Ultimately I think it was a mistake for Intel to try to provide user-level hardware random number generation. It's apparently not an easily solved problem and requires complete trust in the hardware and a fallback TRNG/HRNG that's just as secure if the hardware reports that it's not working. Why not just use the fallback all the time? System-level entropy pools are pretty well-studied at this point.

1 comments

I think it was a mistake for Intel to try to provide user-level hardware random number generation.

They probably did this for speed. Faster than library calls or system calls.

It's apparently not an easily solved problem

Apparently too hard for the clowns at AMD. AFAIK it's a "solved problem" on Intel hardware. (Has there ever been a problem with the hardware in any Intel CPU?)

We wouldn't be having this discussion if AMD hadn't royally fucked this up.

> (Has there ever been a problem with the hardware in any Intel CPU?)

FOOF...

( https://en.wikipedia.org/wiki/Pentium_F00F_bug Admittedly that was in the 90s... )

Sorry about that. FOOF did cause some people headaches.

I should have more specifically said, "has there been a problem with RDRAND hardware in any Intel CPU?"

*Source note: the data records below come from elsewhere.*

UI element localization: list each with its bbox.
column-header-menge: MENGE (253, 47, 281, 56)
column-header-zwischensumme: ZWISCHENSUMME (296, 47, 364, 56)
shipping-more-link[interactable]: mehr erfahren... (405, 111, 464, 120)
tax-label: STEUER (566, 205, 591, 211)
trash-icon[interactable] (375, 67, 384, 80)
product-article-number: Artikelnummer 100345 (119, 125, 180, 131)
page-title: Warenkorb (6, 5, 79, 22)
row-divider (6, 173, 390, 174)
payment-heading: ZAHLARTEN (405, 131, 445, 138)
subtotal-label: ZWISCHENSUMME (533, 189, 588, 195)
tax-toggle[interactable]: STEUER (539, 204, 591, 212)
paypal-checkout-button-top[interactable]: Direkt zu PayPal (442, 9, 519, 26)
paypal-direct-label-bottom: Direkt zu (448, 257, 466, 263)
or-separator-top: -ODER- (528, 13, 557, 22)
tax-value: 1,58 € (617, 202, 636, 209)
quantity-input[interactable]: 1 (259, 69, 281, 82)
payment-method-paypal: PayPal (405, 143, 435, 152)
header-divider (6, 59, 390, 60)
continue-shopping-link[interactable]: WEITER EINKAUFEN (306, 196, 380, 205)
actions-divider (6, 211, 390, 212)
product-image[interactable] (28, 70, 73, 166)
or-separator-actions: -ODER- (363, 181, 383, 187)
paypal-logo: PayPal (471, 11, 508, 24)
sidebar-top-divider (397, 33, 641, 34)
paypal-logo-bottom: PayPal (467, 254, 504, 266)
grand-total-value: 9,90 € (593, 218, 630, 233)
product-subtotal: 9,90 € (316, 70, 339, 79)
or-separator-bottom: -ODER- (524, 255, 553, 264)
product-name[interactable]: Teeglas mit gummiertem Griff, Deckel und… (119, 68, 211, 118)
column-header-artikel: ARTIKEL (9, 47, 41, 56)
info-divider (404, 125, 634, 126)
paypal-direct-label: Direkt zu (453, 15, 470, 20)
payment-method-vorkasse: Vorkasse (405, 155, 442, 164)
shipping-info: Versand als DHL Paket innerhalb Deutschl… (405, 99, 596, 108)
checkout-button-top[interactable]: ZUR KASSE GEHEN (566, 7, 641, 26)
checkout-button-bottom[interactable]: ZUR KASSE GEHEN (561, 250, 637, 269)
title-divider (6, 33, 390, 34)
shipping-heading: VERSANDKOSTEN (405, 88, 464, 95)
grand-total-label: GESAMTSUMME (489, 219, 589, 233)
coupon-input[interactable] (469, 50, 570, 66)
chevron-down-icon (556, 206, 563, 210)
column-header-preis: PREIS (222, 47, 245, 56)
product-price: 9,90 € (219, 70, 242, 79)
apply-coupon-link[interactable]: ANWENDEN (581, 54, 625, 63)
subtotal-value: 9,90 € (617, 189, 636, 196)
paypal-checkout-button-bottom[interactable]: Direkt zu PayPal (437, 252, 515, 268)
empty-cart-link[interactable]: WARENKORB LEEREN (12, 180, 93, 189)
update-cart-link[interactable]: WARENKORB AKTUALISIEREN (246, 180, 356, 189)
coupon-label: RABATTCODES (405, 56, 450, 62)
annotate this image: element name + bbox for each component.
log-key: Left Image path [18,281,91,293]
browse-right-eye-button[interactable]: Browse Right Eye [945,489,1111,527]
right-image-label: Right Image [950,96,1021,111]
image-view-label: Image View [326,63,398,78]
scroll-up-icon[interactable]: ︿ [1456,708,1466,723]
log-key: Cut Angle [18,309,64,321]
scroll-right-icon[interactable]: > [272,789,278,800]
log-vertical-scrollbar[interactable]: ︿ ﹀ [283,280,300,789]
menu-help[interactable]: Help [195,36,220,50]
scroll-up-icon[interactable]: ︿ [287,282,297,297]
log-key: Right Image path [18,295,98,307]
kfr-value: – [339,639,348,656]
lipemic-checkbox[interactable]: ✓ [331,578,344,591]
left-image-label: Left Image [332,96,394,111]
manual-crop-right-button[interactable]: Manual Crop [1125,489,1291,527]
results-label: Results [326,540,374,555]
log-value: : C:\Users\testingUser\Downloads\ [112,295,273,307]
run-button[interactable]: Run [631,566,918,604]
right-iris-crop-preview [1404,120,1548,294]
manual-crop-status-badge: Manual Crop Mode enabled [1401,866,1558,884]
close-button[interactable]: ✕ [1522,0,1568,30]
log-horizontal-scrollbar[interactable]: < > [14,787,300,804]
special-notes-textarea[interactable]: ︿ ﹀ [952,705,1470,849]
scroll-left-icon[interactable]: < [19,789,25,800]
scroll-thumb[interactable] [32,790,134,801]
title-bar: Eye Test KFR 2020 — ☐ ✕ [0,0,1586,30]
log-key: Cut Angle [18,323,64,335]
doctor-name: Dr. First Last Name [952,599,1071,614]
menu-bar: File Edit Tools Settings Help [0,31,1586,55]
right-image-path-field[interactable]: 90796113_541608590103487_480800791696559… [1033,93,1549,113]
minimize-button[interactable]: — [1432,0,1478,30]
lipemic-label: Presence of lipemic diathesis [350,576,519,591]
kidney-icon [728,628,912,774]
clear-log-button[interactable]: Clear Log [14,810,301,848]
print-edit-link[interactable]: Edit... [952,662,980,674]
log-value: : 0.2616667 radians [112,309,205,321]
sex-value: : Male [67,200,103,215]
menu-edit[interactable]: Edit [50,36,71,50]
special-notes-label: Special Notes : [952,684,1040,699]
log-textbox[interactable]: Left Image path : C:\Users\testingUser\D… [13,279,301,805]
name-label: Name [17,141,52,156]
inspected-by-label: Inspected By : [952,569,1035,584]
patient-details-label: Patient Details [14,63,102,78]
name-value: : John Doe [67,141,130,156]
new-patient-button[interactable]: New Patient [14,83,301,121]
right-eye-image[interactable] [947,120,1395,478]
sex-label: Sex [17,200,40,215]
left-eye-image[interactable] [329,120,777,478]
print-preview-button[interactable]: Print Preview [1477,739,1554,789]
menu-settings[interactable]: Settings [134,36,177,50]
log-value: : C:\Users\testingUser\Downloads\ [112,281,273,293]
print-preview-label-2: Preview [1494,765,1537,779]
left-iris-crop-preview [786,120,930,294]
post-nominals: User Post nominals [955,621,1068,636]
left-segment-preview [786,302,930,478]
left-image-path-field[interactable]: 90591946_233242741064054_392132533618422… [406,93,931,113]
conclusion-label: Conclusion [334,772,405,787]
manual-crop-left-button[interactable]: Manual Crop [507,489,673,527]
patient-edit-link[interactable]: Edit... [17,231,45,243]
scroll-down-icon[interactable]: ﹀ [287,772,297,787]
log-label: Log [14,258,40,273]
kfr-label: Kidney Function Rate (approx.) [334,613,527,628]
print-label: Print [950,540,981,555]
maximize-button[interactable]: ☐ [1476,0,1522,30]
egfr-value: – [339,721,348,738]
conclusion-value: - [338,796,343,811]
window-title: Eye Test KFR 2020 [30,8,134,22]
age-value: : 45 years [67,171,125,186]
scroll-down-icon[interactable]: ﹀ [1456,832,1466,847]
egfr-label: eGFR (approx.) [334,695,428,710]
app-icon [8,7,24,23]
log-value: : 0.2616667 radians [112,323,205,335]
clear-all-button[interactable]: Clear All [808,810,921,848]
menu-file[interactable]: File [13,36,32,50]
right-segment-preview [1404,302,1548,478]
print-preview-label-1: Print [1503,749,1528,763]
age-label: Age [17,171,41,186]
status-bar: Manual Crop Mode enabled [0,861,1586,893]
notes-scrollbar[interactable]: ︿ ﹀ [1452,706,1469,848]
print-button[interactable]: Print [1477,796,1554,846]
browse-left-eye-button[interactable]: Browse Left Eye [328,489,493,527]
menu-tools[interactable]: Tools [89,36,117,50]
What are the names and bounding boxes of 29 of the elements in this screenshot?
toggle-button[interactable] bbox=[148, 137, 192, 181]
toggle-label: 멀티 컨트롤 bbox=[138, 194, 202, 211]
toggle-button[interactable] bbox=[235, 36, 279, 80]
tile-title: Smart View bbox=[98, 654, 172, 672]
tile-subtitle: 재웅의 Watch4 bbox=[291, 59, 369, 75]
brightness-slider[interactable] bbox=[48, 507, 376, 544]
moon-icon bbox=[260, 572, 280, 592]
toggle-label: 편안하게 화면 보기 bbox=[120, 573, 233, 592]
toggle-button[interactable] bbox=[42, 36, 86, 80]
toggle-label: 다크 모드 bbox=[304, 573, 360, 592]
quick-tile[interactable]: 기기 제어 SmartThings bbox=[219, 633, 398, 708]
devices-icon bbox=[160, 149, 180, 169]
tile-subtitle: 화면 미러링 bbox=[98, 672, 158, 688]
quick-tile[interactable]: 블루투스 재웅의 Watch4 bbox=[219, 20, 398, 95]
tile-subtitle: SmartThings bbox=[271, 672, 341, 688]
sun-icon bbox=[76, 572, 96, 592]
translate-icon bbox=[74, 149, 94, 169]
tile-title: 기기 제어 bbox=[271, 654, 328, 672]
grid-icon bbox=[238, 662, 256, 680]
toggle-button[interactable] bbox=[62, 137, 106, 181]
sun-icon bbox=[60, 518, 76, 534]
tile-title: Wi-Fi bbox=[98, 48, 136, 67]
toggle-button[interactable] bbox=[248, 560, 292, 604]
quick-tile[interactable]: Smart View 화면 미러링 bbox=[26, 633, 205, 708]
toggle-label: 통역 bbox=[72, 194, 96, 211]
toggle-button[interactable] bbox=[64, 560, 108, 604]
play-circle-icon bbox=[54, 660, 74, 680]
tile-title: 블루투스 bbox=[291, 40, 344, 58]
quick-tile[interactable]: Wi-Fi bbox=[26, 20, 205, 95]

FOOF wasn't a "real" problem for an average user, it had some workarounds. It wasn't even triggered unless you tried to execute an invalid instruction.

Much much much worse was the Intel FDIV bug. That one caused Intel to recall processors and cost them $475 million. https://en.wikipedia.org/wiki/Pentium_FDIV_bug

Lots of jokes resulted. E.g.: We are Pentium of Borg. Division is futile. You will be approximated.

As for RDRAND, Intel put a lot of thought into it. It wasn't just a hack.

Here's a high level presentation. (A friend of mine at Intel thought highly of Dr. George Cox, who was a long time Intel employee). https://old.hotchips.org/wp-content/uploads/hc_archives/hc23...

Here's a little more detail: https://spectrum.ieee.org/computing/hardware/behind-intels-n...

> They probably did this for speed. Faster than library calls or system calls.

Xorshift is faster than RDRAND and json-c is using lookup3 for hashing (unless I'm missing some other use of the RDRAND data) so it doesn't need cryptographic RNG.

> Apparently too hard for the clowns at AMD. AFAIK it's a "solved problem" on Intel hardware. (Has there ever been a problem with the hardware in any Intel CPU?)